I've never finished an Advent of Code though, and I don't think I'd get
further in another language than C, I just spend most of my Christmas/December
time with family instead of coding; maybe if there was a February of Code I'd
participate more actively.

I actually think C is an _ideal_ language for challenges like these: parse a
simple input file, do one or two things and write out a number. In fact (with
a small number of very big exceptions) my code is usually quite short and
concise, even compared to solutions my friends write in higher level
languages. I originally picked C, not because I thought I'd be finish blazing
fast in it, but because I wanted to learn to use it better (also for work and
fun), so with that said, what little code I've written is publicly displayed
on GitHub[2] for (as Hungarians say) spitting at.
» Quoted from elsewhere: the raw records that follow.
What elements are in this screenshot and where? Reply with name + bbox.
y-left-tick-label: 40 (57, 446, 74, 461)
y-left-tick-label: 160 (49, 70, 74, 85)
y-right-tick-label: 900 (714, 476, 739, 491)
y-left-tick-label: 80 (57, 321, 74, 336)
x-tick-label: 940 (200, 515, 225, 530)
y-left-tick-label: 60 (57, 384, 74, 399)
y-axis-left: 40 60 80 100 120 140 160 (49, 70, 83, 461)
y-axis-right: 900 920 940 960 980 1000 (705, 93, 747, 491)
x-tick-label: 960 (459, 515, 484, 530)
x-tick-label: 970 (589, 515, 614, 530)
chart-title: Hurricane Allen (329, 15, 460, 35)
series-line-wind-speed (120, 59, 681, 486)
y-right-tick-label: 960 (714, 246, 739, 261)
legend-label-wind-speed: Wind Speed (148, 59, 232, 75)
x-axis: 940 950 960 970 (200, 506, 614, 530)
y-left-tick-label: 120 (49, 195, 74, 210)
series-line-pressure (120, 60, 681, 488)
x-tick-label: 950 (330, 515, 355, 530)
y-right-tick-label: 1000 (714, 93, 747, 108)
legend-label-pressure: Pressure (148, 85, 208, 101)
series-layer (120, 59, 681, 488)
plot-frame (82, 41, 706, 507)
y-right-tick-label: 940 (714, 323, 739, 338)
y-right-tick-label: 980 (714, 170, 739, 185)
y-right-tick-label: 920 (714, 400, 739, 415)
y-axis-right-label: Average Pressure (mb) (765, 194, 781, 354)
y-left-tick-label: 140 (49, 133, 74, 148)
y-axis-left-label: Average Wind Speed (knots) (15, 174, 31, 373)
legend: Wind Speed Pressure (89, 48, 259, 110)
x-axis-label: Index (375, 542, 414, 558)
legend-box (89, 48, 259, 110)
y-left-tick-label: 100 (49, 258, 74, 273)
It has some comments and
sometimes longish explanations about "design decisions" in the commit
messages. I really did end up learning a lot and I am much more fluent in C
now than before (no more Google/StackOverflowing every single statement,
hooray!), but perhaps the most surprising thing was:

You don't need a Makefile to build `thing` from `thing.c` if you don't need to
pass any fancy arguments or anything, you can just write `make thing` without
a Makefile and if there's a `thing.c` there it'll run gcc on it and produce
your binary!

I'd like to finish these challenges someday. Let's see.

1:
[https://news.ycombinator.com/item?id=13259460](https://news.ycombinator.com/item?id=13259460)

2:
[https://github.com/sinisterstuf/adventofcode](https://github.com/sinisterstuf/adventofcode)